All that goes some way towards explaining why this album -- essentially reworked material from a pair of previous albums -- is causing such a stir.
Bush decided to revisit 1989's The Sensual World and 1993's The Red Shoes because she felt many of the songs were ripe for improvement, especially after the passing of so many years. The former is perhaps the weakest album of her career (especially when compared with the Bush high-water mark, 1985's The Hounds of Love), so it's easy to understand why she would be keen to rework some tracks. It's less obvious why the latter would require such treatment.
What is clear is how cohesively disparate tracks from both records fit on Director's Cut -- which the newly media-friendly Bush is describing as "a new album". The material has been subtly changed in places, much more so in others, and the result is an absorbing, beautifully produced collection that will provide a pleasing stop-gap until a bona fide follow up to 2005's Aerial sees the light of day.

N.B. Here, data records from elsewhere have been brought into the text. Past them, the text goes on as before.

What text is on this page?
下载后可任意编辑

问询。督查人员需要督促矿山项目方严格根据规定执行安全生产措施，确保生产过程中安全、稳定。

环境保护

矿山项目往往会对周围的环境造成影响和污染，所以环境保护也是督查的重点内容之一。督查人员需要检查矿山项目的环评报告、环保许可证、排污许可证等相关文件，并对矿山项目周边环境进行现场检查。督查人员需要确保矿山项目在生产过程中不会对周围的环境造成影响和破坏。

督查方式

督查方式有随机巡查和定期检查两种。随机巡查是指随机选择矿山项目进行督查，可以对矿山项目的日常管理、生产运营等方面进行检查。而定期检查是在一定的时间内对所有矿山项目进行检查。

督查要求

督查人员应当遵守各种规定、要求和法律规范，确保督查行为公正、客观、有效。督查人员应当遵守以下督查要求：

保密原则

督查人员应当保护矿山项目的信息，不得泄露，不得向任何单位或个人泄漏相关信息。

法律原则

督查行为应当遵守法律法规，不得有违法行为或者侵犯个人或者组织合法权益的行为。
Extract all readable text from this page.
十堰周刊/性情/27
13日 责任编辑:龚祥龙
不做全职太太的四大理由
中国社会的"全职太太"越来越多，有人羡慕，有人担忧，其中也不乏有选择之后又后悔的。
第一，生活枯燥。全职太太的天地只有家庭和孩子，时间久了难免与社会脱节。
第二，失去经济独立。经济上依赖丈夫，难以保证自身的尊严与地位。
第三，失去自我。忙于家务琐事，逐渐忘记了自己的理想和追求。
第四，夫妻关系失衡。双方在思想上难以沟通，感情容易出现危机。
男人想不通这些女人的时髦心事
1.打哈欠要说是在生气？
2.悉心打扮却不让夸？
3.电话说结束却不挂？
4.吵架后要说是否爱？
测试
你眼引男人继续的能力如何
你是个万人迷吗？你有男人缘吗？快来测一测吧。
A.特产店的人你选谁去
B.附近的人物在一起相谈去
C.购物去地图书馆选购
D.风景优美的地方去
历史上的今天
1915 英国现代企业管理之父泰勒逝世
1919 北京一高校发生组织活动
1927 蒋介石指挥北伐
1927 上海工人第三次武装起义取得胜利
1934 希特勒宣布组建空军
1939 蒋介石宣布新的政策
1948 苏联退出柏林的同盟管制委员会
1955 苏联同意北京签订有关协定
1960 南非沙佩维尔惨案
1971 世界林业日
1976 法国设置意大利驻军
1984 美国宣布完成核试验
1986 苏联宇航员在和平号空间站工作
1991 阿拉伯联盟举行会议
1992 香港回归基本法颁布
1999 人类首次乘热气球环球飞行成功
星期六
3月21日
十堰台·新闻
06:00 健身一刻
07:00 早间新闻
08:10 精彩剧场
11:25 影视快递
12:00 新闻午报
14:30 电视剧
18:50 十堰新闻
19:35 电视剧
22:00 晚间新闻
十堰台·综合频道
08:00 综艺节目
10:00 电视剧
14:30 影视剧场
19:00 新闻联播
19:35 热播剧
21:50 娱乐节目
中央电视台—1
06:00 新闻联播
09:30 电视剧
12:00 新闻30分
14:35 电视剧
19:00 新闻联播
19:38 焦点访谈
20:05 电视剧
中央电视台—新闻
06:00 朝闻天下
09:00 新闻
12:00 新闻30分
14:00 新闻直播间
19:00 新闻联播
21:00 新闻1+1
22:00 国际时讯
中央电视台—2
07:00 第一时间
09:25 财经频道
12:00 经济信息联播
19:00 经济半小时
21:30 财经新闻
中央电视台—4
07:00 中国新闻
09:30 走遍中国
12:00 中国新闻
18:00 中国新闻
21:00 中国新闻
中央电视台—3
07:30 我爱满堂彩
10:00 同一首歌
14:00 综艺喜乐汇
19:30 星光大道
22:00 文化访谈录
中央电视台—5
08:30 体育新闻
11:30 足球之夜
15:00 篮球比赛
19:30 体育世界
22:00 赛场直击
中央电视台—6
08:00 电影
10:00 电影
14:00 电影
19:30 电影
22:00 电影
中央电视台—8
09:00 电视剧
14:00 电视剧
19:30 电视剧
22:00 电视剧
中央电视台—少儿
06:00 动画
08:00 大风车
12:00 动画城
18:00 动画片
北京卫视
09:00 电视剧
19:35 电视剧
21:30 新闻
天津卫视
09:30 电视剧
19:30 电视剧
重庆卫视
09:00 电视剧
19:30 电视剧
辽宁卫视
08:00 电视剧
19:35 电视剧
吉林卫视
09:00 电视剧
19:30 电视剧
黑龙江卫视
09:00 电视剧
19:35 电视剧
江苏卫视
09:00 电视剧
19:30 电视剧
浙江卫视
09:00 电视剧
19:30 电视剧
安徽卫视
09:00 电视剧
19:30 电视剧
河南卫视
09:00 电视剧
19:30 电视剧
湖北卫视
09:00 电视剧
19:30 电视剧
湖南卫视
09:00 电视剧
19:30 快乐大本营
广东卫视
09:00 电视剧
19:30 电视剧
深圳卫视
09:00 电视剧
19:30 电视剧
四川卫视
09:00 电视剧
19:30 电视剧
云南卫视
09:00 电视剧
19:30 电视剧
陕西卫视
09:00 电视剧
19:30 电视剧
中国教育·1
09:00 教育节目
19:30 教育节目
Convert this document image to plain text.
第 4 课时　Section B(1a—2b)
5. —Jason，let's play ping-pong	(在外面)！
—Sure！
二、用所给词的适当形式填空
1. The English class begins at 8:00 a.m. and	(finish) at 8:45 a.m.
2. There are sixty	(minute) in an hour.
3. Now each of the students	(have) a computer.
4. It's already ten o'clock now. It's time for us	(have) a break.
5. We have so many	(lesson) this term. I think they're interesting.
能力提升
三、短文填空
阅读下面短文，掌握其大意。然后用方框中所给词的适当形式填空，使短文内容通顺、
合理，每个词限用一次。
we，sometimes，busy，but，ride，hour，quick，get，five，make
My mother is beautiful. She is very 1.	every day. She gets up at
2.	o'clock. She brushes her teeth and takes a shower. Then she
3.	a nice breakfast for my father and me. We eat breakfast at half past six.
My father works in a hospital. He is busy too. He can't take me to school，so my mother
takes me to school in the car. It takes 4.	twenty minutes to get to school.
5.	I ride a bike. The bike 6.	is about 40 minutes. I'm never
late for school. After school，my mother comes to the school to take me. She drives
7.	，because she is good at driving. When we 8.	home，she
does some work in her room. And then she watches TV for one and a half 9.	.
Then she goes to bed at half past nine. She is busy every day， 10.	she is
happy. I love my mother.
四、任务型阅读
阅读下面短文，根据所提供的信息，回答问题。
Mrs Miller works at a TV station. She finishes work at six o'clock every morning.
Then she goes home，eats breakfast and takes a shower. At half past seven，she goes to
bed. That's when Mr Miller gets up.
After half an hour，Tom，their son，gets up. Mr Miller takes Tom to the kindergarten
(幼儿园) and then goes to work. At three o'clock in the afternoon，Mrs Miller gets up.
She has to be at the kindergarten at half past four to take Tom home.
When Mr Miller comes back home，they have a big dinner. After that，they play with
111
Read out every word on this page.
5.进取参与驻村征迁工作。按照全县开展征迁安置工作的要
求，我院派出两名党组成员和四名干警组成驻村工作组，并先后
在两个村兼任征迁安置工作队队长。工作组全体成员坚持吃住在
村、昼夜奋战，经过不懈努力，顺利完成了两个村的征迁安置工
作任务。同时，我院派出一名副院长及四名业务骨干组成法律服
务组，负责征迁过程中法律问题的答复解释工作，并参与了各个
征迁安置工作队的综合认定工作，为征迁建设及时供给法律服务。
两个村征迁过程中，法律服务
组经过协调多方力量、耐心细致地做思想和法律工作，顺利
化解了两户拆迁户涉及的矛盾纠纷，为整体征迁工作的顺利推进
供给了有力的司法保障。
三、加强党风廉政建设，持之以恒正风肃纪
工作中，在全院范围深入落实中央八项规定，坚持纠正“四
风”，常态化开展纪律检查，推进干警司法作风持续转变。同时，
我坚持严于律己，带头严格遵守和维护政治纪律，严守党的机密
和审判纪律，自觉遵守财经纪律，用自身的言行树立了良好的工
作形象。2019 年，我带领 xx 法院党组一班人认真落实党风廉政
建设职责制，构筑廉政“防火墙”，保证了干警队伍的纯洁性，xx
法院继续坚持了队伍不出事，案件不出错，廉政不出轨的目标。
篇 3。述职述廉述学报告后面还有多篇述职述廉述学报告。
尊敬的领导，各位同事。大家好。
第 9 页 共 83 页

The title track of The Sensual World has been renamed Flower of the Mountain and it now includes some of Molly Bloom's famously orgasmic lines from Ulysses. Bush had tried to secure the rights back in the day, but the notoriously protective Joyce Estate was having none of it. Now, at last, she's been able to deliver the track she originally envisaged. An erotic, highly charged piece with the singer in remarkable vocal form, it's a masterpiece.
Deeper Understanding has benefited from a makeover too. A song that would prove eerily prescient about man's obsession with computers (it was written a few years before the world wide web was born), its length has been increased considerably. In an inspired move, her 12-year-old son Bertie guests, his voice electronically manipulated. (The video, directed by Bush, is a must-see, featuring Robbie Coltrane and Noel Fielding.)
Elsewhere, Moments of Pleasure has been imbued with a poignancy aided by the passing years. A song about looking back, it carries considerably more weight now that Bush is almost 20 years older.